One model, multiple tables vs. confusion about SQL indexes

Hi all,

This might be more of an SQL question, but I figured I give it a shot here. One of my models has ~2 million records in it but only 200 are frequently updated. I can also reliably predict which 200 these are going to be. The issue is that even though 200 records are being updated, the database indexes are being adjusted for all 2 million records. Not very efficient. I'm considering two options to speed things up:

(1) Split my table into two -- one for frequently updated records, one for ones updated not so often. Problem with this is that I'd either need my model to keep switching back and forth between tables or need to use two models instead of one, leading to a lot of repetition.

(2) Add a frequently_updated column to my model and index based on this. Problem is I'm not sure how indexes work. Let's say the index has two branches, one for frequently_updated == 1 and one for frequently_updated == 0. When I update or add a record, is the index only updated for one of these branches or is the entire thing updated?

Anyone have experience dealing with this sort of thing before?

Oh, I'm using MySQL 5.0 and the table is InnoDB (although I can switch to MyISAM if that works better).

Thanks!

-- Andrew

Andrew -- good question. It's one of those question where the answer is "it depends". Databases can (should) do a lot of caching, and so on, so depending on how frequently you request a row or rows from this table, and how much memory you have, you may get dramatically different results. Even though 2M rows sounds like a lot, it's not particularly large by today's standards. I get concerned when I have in the 100M to 1B range. You're right that lots of updates on a very small percentage of rows will tend to decrease the efficiency of the index (typically implemented as hash trees, but which get unbalanced after a while). I am not a MySQL expert, but in PostgreSQL and all other DBs I have worked with, there's a process to run that can update the stats the database uses to build it's plan, and also even to completely rebuild data structures on disk. There should also be some commands to analyze the query plan (e.g. to ensure that the database decides correctly to use your index instead of doing a full table scan).

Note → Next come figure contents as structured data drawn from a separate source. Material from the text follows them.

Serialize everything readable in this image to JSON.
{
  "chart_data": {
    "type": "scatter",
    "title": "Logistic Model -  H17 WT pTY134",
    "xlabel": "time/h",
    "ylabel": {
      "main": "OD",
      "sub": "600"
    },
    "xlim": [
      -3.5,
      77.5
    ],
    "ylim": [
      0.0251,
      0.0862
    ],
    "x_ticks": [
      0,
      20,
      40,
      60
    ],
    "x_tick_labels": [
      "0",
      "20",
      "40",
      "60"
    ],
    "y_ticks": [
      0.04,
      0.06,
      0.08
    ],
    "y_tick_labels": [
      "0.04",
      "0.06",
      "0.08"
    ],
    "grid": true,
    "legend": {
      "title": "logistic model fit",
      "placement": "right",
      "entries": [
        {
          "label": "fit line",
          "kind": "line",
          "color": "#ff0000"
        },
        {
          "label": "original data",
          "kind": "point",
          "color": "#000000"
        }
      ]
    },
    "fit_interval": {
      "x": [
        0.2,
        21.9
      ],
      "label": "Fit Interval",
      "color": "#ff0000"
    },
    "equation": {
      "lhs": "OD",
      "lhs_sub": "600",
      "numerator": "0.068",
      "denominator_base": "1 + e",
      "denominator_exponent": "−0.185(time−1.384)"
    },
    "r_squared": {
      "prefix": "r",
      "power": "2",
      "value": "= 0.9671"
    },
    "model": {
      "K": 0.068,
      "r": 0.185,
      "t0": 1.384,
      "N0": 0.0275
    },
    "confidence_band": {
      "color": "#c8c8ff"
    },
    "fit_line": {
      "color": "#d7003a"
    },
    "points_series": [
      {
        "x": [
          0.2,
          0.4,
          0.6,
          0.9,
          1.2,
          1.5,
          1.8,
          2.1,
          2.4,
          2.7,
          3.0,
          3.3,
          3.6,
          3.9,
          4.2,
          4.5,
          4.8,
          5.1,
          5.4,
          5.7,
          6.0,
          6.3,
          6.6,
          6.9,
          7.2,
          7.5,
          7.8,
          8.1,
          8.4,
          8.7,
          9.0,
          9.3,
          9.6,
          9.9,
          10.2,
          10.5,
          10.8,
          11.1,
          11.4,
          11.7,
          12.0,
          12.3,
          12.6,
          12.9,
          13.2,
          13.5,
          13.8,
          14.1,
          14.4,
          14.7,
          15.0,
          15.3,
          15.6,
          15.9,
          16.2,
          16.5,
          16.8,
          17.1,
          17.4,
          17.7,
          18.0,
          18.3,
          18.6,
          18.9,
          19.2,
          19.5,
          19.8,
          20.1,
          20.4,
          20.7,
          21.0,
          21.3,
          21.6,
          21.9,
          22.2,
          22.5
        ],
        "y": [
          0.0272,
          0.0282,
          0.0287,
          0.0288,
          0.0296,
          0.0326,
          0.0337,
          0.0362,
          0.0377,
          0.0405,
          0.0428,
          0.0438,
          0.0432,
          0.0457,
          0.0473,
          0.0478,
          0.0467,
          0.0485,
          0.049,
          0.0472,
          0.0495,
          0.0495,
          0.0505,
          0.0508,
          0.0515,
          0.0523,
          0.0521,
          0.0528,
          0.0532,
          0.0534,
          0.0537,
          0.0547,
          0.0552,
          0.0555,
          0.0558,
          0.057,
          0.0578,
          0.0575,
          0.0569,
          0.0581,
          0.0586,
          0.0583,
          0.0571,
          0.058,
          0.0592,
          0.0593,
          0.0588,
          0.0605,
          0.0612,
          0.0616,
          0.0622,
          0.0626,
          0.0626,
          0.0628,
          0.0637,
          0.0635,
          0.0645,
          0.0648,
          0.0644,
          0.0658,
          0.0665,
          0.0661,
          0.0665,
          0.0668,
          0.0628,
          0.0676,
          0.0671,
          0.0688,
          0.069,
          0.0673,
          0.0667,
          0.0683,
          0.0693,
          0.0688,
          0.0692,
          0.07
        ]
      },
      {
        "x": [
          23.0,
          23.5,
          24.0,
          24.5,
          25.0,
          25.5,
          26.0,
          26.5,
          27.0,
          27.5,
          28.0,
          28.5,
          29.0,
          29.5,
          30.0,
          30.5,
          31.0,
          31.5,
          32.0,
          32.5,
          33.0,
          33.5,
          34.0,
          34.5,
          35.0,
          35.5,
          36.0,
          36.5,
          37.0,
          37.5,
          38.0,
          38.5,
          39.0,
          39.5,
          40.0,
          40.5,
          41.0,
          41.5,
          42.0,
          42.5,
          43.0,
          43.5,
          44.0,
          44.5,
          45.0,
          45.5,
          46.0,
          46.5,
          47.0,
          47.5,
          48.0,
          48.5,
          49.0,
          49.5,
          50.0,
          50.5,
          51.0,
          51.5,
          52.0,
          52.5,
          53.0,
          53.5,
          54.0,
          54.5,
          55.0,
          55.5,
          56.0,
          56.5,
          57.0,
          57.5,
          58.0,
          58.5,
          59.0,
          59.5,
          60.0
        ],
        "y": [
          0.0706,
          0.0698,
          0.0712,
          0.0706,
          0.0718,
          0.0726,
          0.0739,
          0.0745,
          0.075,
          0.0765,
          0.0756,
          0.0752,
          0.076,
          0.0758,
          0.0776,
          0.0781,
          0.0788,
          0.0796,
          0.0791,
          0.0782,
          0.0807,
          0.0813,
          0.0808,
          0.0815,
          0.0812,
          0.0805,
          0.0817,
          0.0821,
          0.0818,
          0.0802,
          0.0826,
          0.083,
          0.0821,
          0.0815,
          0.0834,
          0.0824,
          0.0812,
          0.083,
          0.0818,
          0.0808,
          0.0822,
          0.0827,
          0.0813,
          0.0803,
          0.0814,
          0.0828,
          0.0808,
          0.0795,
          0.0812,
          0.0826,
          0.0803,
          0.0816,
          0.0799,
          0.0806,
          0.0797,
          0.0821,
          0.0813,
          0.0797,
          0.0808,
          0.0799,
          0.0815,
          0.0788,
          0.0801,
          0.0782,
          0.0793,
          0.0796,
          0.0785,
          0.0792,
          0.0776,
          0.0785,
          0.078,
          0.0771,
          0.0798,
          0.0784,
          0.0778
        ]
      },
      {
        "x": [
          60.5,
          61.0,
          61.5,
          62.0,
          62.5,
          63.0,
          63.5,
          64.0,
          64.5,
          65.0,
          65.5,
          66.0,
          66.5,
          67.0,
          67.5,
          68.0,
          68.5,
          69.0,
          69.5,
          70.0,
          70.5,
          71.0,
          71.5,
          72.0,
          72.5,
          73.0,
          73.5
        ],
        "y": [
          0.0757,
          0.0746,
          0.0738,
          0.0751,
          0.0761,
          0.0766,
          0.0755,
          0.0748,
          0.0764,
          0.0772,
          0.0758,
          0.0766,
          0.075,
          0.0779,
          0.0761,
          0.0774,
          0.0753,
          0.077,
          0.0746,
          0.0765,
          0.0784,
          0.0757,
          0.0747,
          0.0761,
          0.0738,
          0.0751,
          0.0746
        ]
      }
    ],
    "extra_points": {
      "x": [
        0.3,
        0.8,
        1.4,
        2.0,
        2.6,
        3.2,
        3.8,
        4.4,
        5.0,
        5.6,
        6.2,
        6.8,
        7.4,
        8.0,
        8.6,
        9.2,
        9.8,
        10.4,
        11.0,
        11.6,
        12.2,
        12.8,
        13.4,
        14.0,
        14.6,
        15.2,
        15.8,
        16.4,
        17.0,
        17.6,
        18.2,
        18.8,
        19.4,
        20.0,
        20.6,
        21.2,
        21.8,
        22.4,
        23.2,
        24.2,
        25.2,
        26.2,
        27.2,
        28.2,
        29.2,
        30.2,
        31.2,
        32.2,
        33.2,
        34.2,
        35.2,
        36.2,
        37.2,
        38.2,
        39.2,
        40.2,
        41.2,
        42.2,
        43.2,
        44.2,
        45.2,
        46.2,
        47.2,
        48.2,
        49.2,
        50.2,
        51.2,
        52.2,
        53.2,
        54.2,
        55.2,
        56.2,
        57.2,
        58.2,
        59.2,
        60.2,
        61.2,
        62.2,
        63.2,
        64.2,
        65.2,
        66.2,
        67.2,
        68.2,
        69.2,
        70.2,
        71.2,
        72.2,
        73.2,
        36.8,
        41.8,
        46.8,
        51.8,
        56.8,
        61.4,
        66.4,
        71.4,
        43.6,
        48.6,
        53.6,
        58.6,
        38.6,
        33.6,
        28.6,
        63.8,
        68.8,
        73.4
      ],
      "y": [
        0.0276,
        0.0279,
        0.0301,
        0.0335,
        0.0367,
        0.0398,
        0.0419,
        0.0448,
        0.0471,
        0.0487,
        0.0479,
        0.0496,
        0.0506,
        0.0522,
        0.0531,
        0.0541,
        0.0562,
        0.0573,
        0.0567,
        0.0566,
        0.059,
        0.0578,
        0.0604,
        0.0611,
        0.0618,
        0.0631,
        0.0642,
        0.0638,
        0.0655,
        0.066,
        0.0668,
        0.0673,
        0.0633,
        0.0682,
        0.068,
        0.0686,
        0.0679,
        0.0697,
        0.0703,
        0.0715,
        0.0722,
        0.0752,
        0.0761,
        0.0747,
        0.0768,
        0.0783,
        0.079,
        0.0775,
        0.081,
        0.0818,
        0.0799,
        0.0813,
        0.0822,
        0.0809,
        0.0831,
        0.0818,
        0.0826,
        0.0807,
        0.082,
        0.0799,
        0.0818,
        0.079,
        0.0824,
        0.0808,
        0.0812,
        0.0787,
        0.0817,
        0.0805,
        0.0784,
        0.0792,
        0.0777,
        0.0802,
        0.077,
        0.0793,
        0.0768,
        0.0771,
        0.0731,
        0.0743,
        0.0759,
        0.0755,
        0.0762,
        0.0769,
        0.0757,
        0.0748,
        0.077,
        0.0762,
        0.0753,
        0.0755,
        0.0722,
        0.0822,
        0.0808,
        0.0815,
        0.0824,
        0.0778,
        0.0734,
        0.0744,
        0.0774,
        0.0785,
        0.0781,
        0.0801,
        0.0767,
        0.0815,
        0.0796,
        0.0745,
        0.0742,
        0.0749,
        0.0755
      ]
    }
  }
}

I don't think there should be any need to increase the complexity of your application by creating a separate table to hold the less frequently updated rows. It's not a bad idea to create an additional "frequently_updated" column, at which point you can either a) create an index on this column and another on the main key column you're looking up, or b) create a compound index on the two columns at once -- a good database would probably do better with choice a. Some databases also let you create a conditional index, where only rows meeting a certain condition are indexed -- this would be ideal for your case. In any situation, updating the index shouldn't be a terribly expensive operation, as indexes are usually implemented as linked lists -- the index is only updated if the value of the index key changes, and when it does, only a few index entries are updated: the records that point to the index entry, and which the index entry points to (both before and after the update) and the index record itself (so just five rows). So if you can reliably predict which rows change frequently, and those rows are pretty much the same from day to day, the additional column is probably not worth it; if the rows that change are volatile (go in and out of the "change_frequently" state a lot), then the additional column might help.

Sorry for running on. Bottom line: measure, measure and measure again before doing anything. Simplicity is a wonderful thing, and adding complexity is almost always the wrong way of solving problems. All good databases are almost always capable of handling queries like this very well; in my career with databases, I have almost always found that the cause of poor performance was the code that called the query, not the query itself. In the few cases where there were performance issues traced to the database, 90% were just a missing index, and 9% were cases where the database was not using the index when it should have (perhaps a configuration issue). 1% required some special handling such as partitioning tables, or adding columns.

Hope this helps!

Tom